I did, though, see some horrifically hilarious Tae-Kwon-Do, some terrifyingly awkward, deliberately dark comedy, and some disturbing and challenging family drama.   What I loved about this festival is that even though I may not go apeshit for horror movies, I generally tend to mesh well with people who do like them.  So the slate here ends up being a perfect mix of movies that - horror or otherwise - appeal to that type of moviegoer.  And although this festival was fairly small (75 features compared to 300 at TIFF the week before), it was possible to put together quite a varied mix of good quality films.  And leave with a list of titles I missed that I need to see when they're released.

The alcohol quotient

 

I'm not gonna say I have any need to preface this with some sort of "What happens in Austin…" but I wouldn't have been terribly surprised if I left the town with a shortage of cheap white wine. (My sincerest apologies to any middle-aged housewives.)

No, no, I jest.

It wasn't just white wine. I probably cleared the town out of most of its red wine, and placed the vodka reserves in serious jeopardy as well.

When in Rome!

Drafthouse cookies

 

Soft, sweet, tender, warm, indulgent, and mine all mine. And all I have to do is agree to buy the next size up in all my jeans when I get home.

Carolee, Christopher and Josh

 

Dor, Josh + tasty treats
Carolee, Christopher, Dor + yummers
Yes, they get their own category.  I'm stealing Carolee, Christopher, their devotion to good eats, their passion for film and filmmaking, their brussel-sprout-seeking skills and their innate warmth and kindness back to NYC with me.   Which is to say - they are moving here and I am keeping them forever.  Now Josh, the bearded hipster and formidable director of the boldest 80 seconds I've seen on the big screen this year (FF2012 short "Dialogue")… well, he'll have to wait to come to the big Apple since this town can only handle so much awesome at one time.  Maybe next year, pal.

Lots of other things

 

Such as...

The philosophy this festival has on bumpers - that is, the little trailers that play before each film.  They played a different bumper in front of every movie! I never saw the same one twice.  Take THAT, Uncle Marty.


The central location that encourages meeting new people and seeing/partying with/gossiping with/chatting movies with them multiple times.

The festival doles out awards.

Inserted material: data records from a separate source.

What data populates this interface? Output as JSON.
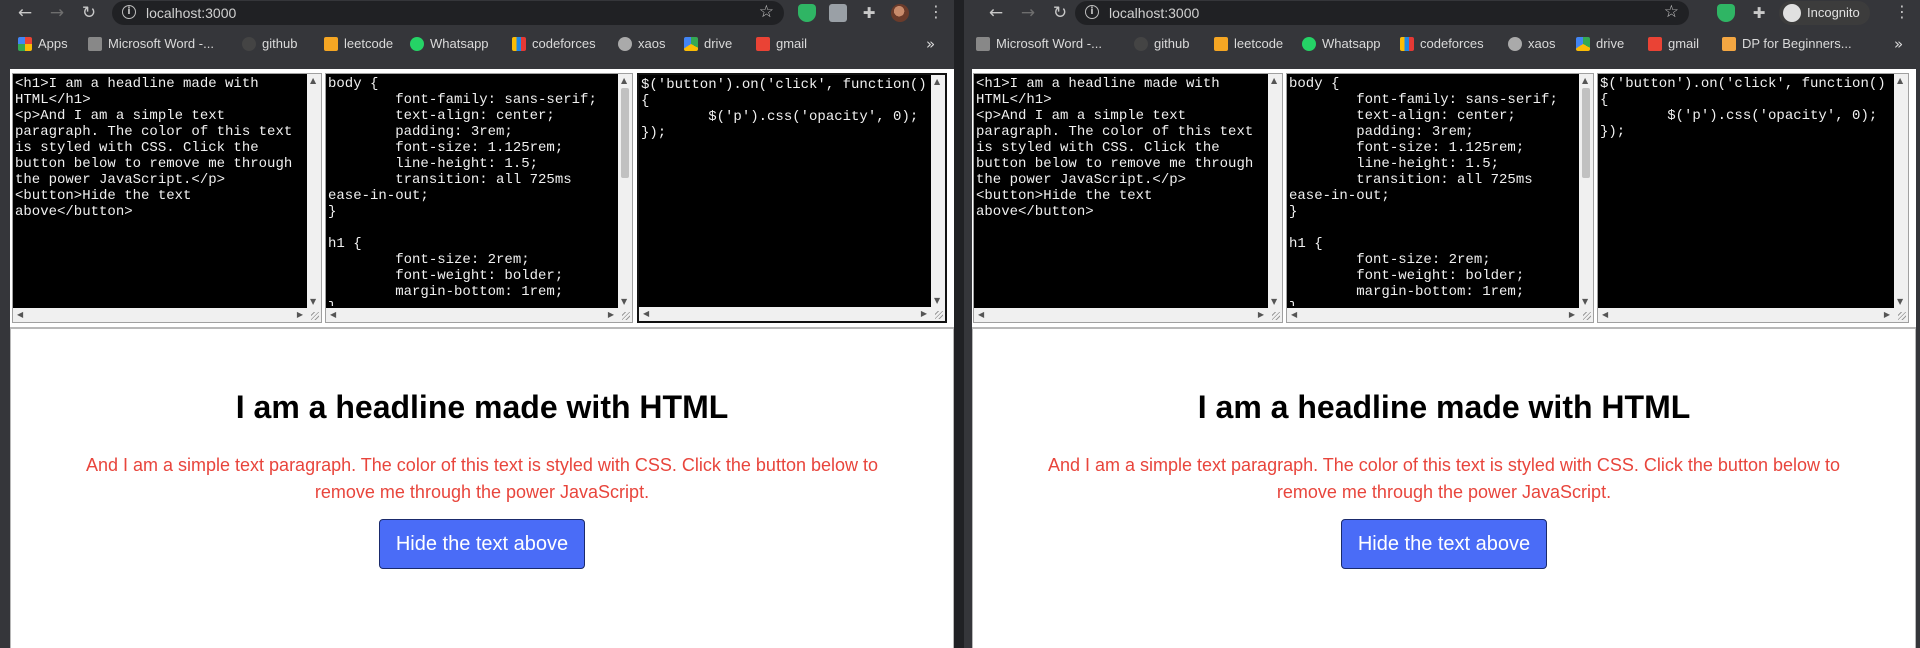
{
  "browser": {
    "url": "localhost:3000",
    "incognito_label": "Incognito"
  },
  "bookmarks_left": [
    {
      "label": "Apps",
      "icon": "apps-grid-icon",
      "color": "#4285f4"
    },
    {
      "label": "Microsoft Word -...",
      "icon": "document-icon",
      "color": "#888888"
    },
    {
      "label": "github",
      "icon": "github-icon",
      "color": "#444444"
    },
    {
      "label": "leetcode",
      "icon": "leetcode-icon",
      "color": "#f5a623"
    },
    {
      "label": "Whatsapp",
      "icon": "whatsapp-icon",
      "color": "#25d366"
    },
    {
      "label": "codeforces",
      "icon": "codeforces-icon",
      "color": "#1e88e5"
    },
    {
      "label": "xaos",
      "icon": "globe-icon",
      "color": "#aaaaaa"
    },
    {
      "label": "drive",
      "icon": "drive-icon",
      "color": "#fbbc05"
    },
    {
      "label": "gmail",
      "icon": "gmail-icon",
      "color": "#ea4335"
    }
  ],
  "bookmarks_right": [
    {
      "label": "Microsoft Word -...",
      "icon": "document-icon",
      "color": "#888888"
    },
    {
      "label": "github",
      "icon": "github-icon",
      "color": "#444444"
    },
    {
      "label": "leetcode",
      "icon": "leetcode-icon",
      "color": "#f5a623"
    },
    {
      "label": "Whatsapp",
      "icon": "whatsapp-icon",
      "color": "#25d366"
    },
    {
      "label": "codeforces",
      "icon": "codeforces-icon",
      "color": "#1e88e5"
    },
    {
      "label": "xaos",
      "icon": "globe-icon",
      "color": "#aaaaaa"
    },
    {
      "label": "drive",
      "icon": "drive-icon",
      "color": "#fbbc05"
    },
    {
      "label": "gmail",
      "icon": "gmail-icon",
      "color": "#ea4335"
    },
    {
      "label": "DP for Beginners...",
      "icon": "bookmark-icon",
      "color": "#f4a742"
    }
  ],
  "editors": {
    "html": "<h1>I am a headline made with\nHTML</h1>\n<p>And I am a simple text\nparagraph. The color of this text\nis styled with CSS. Click the\nbutton below to remove me through\nthe power JavaScript.</p>\n<button>Hide the text\nabove</button>",
    "css": "body {\n        font-family: sans-serif;\n        text-align: center;\n        padding: 3rem;\n        font-size: 1.125rem;\n        line-height: 1.5;\n        transition: all 725ms\nease-in-out;\n}\n\nh1 {\n        font-size: 2rem;\n        font-weight: bolder;\n        margin-bottom: 1rem;\n}",
    "js": "$('button').on('click', function()\n{\n        $('p').css('opacity', 0);\n});"
  },
  "preview": {
    "headline": "I am a headline made with HTML",
    "paragraph": "And I am a simple text paragraph. The color of this text is styled with CSS. Click the button below to remove me through the power JavaScript.",
    "button": "Hide the text above"
  }
}
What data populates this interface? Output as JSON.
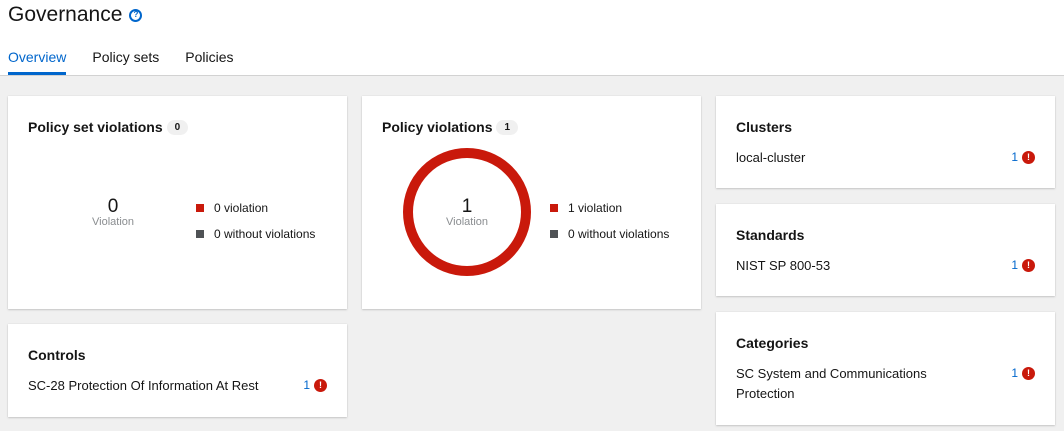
{
  "header": {
    "title": "Governance",
    "help_icon": "question-circle-icon",
    "tabs": [
      {
        "label": "Overview",
        "active": true
      },
      {
        "label": "Policy sets",
        "active": false
      },
      {
        "label": "Policies",
        "active": false
      }
    ]
  },
  "colors": {
    "violation": "#c9190b",
    "no_violation": "#4f5255",
    "link": "#0066cc"
  },
  "policy_set_violations": {
    "title": "Policy set violations",
    "badge": "0",
    "center_value": "0",
    "center_label": "Violation",
    "legend": [
      {
        "label": "0 violation",
        "color": "#c9190b"
      },
      {
        "label": "0 without violations",
        "color": "#4f5255"
      }
    ],
    "violation_fraction": 0
  },
  "policy_violations": {
    "title": "Policy violations",
    "badge": "1",
    "center_value": "1",
    "center_label": "Violation",
    "legend": [
      {
        "label": "1 violation",
        "color": "#c9190b"
      },
      {
        "label": "0 without violations",
        "color": "#4f5255"
      }
    ],
    "violation_fraction": 1
  },
  "clusters": {
    "title": "Clusters",
    "items": [
      {
        "label": "local-cluster",
        "count": "1",
        "icon": "exclamation-circle-icon"
      }
    ]
  },
  "standards": {
    "title": "Standards",
    "items": [
      {
        "label": "NIST SP 800-53",
        "count": "1",
        "icon": "exclamation-circle-icon"
      }
    ]
  },
  "categories": {
    "title": "Categories",
    "items": [
      {
        "label": "SC System and Communications Protection",
        "count": "1",
        "icon": "exclamation-circle-icon"
      }
    ]
  },
  "controls": {
    "title": "Controls",
    "items": [
      {
        "label": "SC-28 Protection Of Information At Rest",
        "count": "1",
        "icon": "exclamation-circle-icon"
      }
    ]
  }
}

The awards are beer mugs and if you win, it's handed to you full of beer you must drink on stage.    Don't drink? No problem. There's a bong up there too - you can just take hit instead.  They have an award for the best badge photo of a festival attendee (making the infamous "shakey face"). And the prize? Not just a beer mug.  A blanket, printed with the shakey face photo on it.

And now, I'm going to make a list of what I did not love about the festival:
  • Drafthouse coffee. Can someone make a short horror film where the weapon of choice is this poisonous substance?
  • That one day that the power outlets on the tables in the tent didn't work
  • The fact that Mike didn't come, which would have significantly increased the cute guy quotient in Austin 
And the number one thing I hated about Fantastic Fest was that it ended and I had to go home!